U.S. museums, dealers, auction houses and collectors will be affected.
On Aug. 13, the U.S. Trade Representative (USTR) released two lists of Chinese goods that will be subject to the 10% tariff on Chinese imports, which President Trump announced on Aug. 1, 2019. The first list of goods will be subject to the tariff effective Sept. 1, 2019, and the second list of goods will be subject to the tariff effective Dec. 15, 2019.
Unfortunately, for the U.S. art market and cultural institutions, Chinese-origin artworks, which include paintings, drawings, sculptures, prints and antiques over 100 years old, currently appear on the final list of goods subject to the 10% tariff coming into effect on Sept. 1, 2019. The 10% tariff as currently proposed would apply to any such artworks originally created in China, regardless of the country of export, and would apply to any Chinese-origin artworks coming into the United States whether being imported for a loan, consignment, purchase or sale.

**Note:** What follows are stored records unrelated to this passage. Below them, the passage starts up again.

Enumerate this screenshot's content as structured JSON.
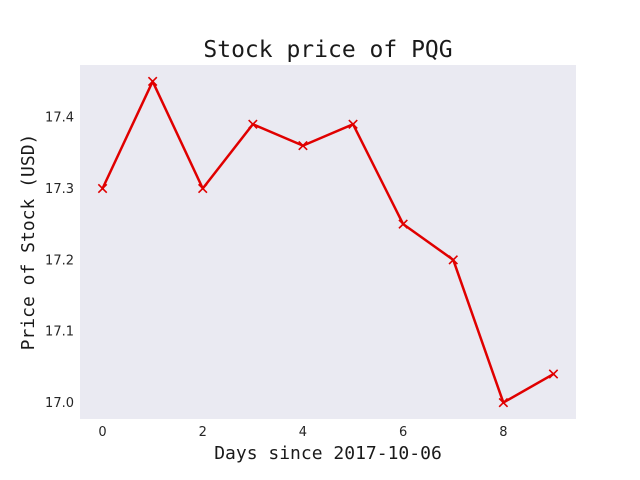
{
  "chart_data": {
    "type": "line",
    "title": "Stock price of PQG",
    "xlabel": "Days since 2017-10-06",
    "ylabel": "Price of Stock (USD)",
    "x": [
      0,
      1,
      2,
      3,
      4,
      5,
      6,
      7,
      8,
      9
    ],
    "series": [
      {
        "values": [
          17.3,
          17.45,
          17.3,
          17.39,
          17.36,
          17.39,
          17.25,
          17.2,
          17.0,
          17.04
        ],
        "color": "#e00000",
        "marker": "x"
      }
    ],
    "xticks": [
      0,
      2,
      4,
      6,
      8
    ],
    "xtick_labels": [
      "0",
      "2",
      "4",
      "6",
      "8"
    ],
    "yticks": [
      17.0,
      17.1,
      17.2,
      17.3,
      17.4
    ],
    "ytick_labels": [
      "17.0",
      "17.1",
      "17.2",
      "17.3",
      "17.4"
    ],
    "xlim": [
      -0.45,
      9.45
    ],
    "ylim": [
      16.977,
      17.473
    ],
    "grid": false,
    "background_color": "#eaeaf2"
  }
}
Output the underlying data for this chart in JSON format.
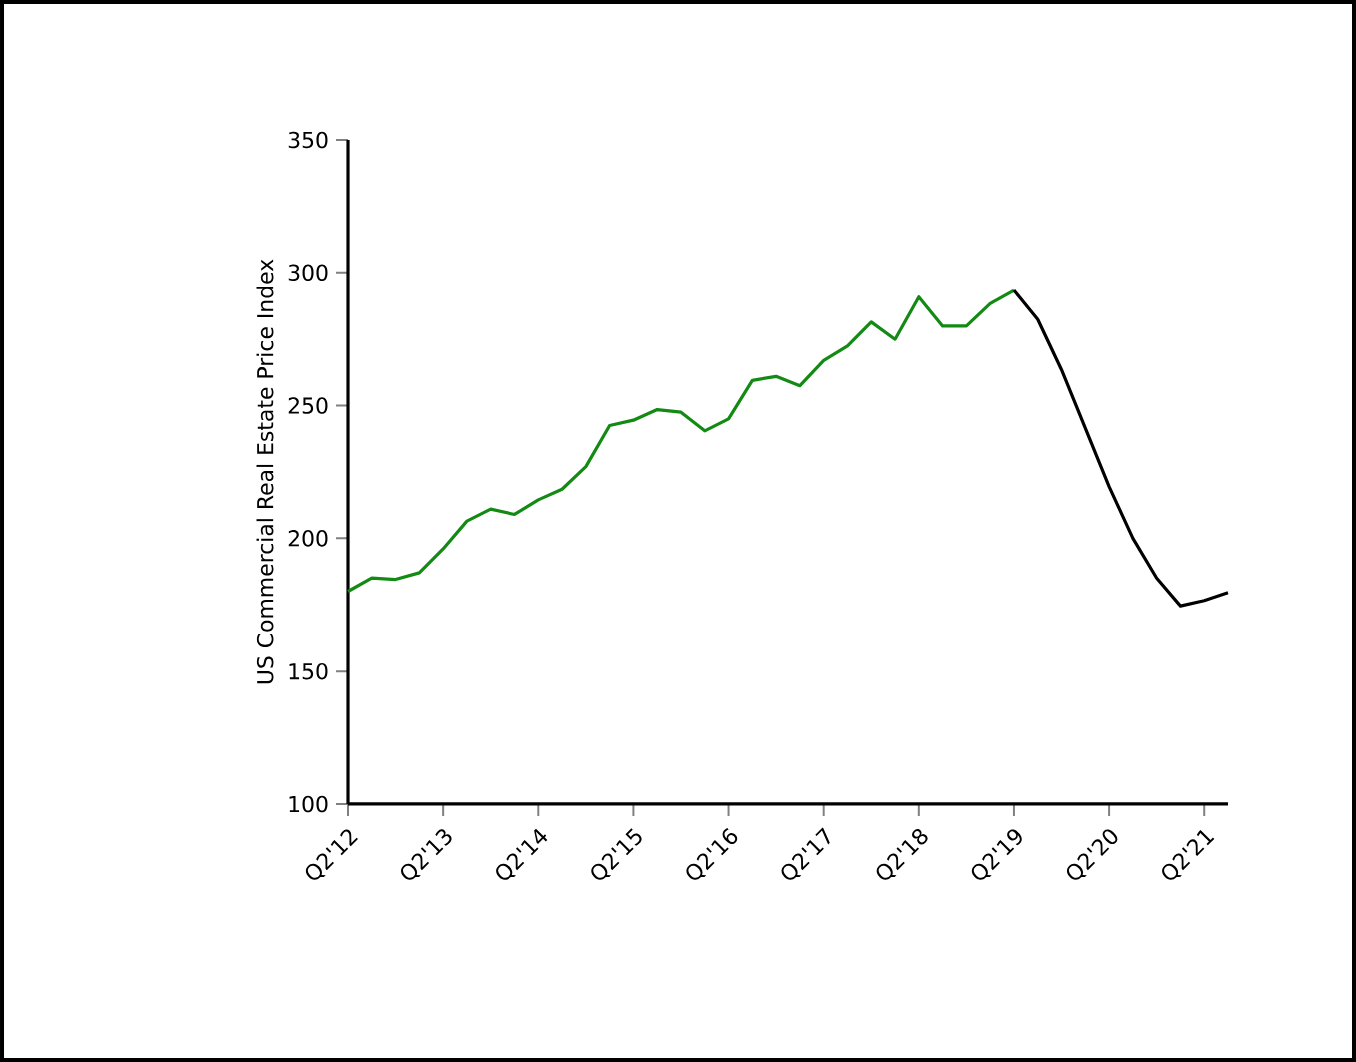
{
  "chart_data": {
    "type": "line",
    "ylabel": "US Commercial Real Estate Price Index",
    "categories": [
      "Q2'12",
      null,
      null,
      null,
      "Q2'13",
      null,
      null,
      null,
      "Q2'14",
      null,
      null,
      null,
      "Q2'15",
      null,
      null,
      null,
      "Q2'16",
      null,
      null,
      null,
      "Q2'17",
      null,
      null,
      null,
      "Q2'18",
      null,
      null,
      null,
      "Q2'19",
      null,
      null,
      null,
      "Q2'20",
      null,
      null,
      null,
      "Q2'21",
      null
    ],
    "series": [
      {
        "color": "#138a13",
        "values": [
          180,
          185,
          184.5,
          187,
          196,
          206.5,
          211,
          209,
          214.5,
          218.5,
          227,
          242.5,
          244.5,
          248.5,
          247.5,
          240.5,
          245,
          259.5,
          261,
          257.5,
          267,
          272.5,
          281.5,
          275,
          291,
          280,
          280,
          288.5,
          293.5,
          null,
          null,
          null,
          null,
          null,
          null,
          null,
          null,
          null
        ]
      },
      {
        "color": "#000000",
        "values": [
          null,
          null,
          null,
          null,
          null,
          null,
          null,
          null,
          null,
          null,
          null,
          null,
          null,
          null,
          null,
          null,
          null,
          null,
          null,
          null,
          null,
          null,
          null,
          null,
          null,
          null,
          null,
          null,
          293.5,
          282.5,
          263.5,
          241.5,
          219.5,
          200,
          185,
          174.5,
          176.5,
          179.5
        ]
      }
    ],
    "ylim": [
      100,
      350
    ],
    "yticks": [
      100,
      150,
      200,
      250,
      300,
      350
    ],
    "marker": "none",
    "line_style": "solid"
  }
}
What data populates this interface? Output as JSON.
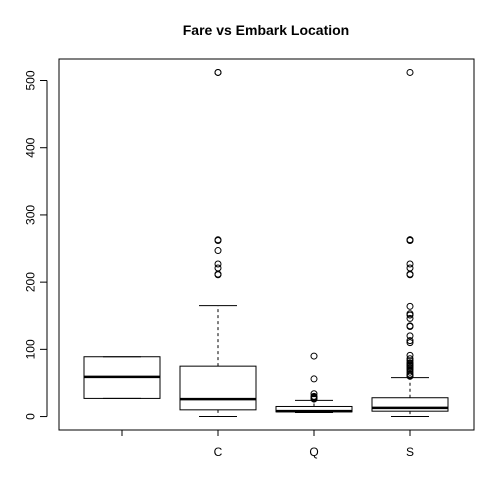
{
  "chart_data": {
    "type": "box",
    "title": "Fare vs Embark Location",
    "xlabel": "",
    "ylabel": "",
    "categories": [
      "",
      "C",
      "Q",
      "S"
    ],
    "ylim": [
      -20,
      532
    ],
    "yticks": [
      0,
      100,
      200,
      300,
      400,
      500
    ],
    "grid": false,
    "series": [
      {
        "category": "",
        "min": 27,
        "q1": 27,
        "median": 59,
        "q3": 89,
        "max": 89,
        "outliers": []
      },
      {
        "category": "C",
        "min": 0,
        "q1": 10,
        "median": 26,
        "q3": 75,
        "max": 165,
        "outliers": [
          512,
          512,
          263,
          262,
          247,
          227,
          221,
          212,
          211
        ]
      },
      {
        "category": "Q",
        "min": 6,
        "q1": 7,
        "median": 8,
        "q3": 15,
        "max": 24,
        "outliers": [
          90,
          56,
          34,
          30,
          29,
          29,
          28,
          27,
          26
        ]
      },
      {
        "category": "S",
        "min": 0,
        "q1": 8,
        "median": 13,
        "q3": 28,
        "max": 58,
        "outliers": [
          512,
          263,
          263,
          262,
          227,
          221,
          212,
          211,
          164,
          153,
          151,
          146,
          135,
          134,
          120,
          113,
          110,
          91,
          86,
          83,
          80,
          79,
          77,
          76,
          75,
          73,
          71,
          69,
          66,
          63,
          61,
          60
        ]
      }
    ]
  }
}
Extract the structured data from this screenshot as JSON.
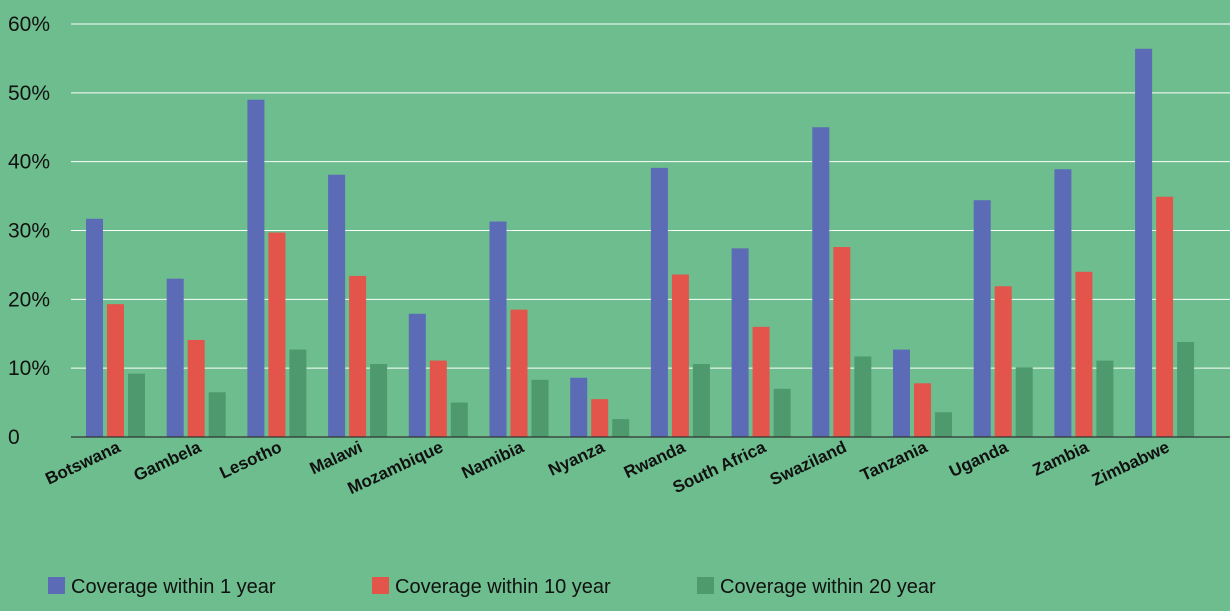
{
  "chart_data": {
    "type": "bar",
    "categories": [
      "Botswana",
      "Gambela",
      "Lesotho",
      "Malawi",
      "Mozambique",
      "Namibia",
      "Nyanza",
      "Rwanda",
      "South Africa",
      "Swaziland",
      "Tanzania",
      "Uganda",
      "Zambia",
      "Zimbabwe"
    ],
    "series": [
      {
        "name": "Coverage within 1 year",
        "color": "#5b6bb5",
        "values": [
          31.7,
          23.0,
          49.0,
          38.1,
          17.9,
          31.3,
          8.6,
          39.1,
          27.4,
          45.0,
          12.7,
          34.4,
          38.9,
          56.4
        ]
      },
      {
        "name": "Coverage within 10 year",
        "color": "#e3544b",
        "values": [
          19.3,
          14.1,
          29.7,
          23.4,
          11.1,
          18.5,
          5.5,
          23.6,
          16.0,
          27.6,
          7.8,
          21.9,
          24.0,
          34.9
        ]
      },
      {
        "name": "Coverage within 20 year",
        "color": "#4e9a6e",
        "values": [
          9.2,
          6.5,
          12.7,
          10.6,
          5.0,
          8.3,
          2.6,
          10.6,
          7.0,
          11.7,
          3.6,
          10.1,
          11.1,
          13.8
        ]
      }
    ],
    "yticks": [
      "0",
      "10%",
      "20%",
      "30%",
      "40%",
      "50%",
      "60%"
    ],
    "ylim": [
      0,
      60
    ],
    "grid": true,
    "legend_position": "bottom",
    "background": "#6dbd8e",
    "title": "",
    "xlabel": "",
    "ylabel": ""
  }
}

U.S. museums, dealers, auction houses and collectors find themselves in a similar position to that of a year ago, when the Trump administration proposed a 25% tariff on Chinese art and antiques. Ultimately, last year, the final list of goods subject to the 25% tariff excluded Chinese-origin art following an outcry from the U.S. art market.
The USTR is expected to publish additional details regarding the currently proposed 10% tariff in the Federal Register soon.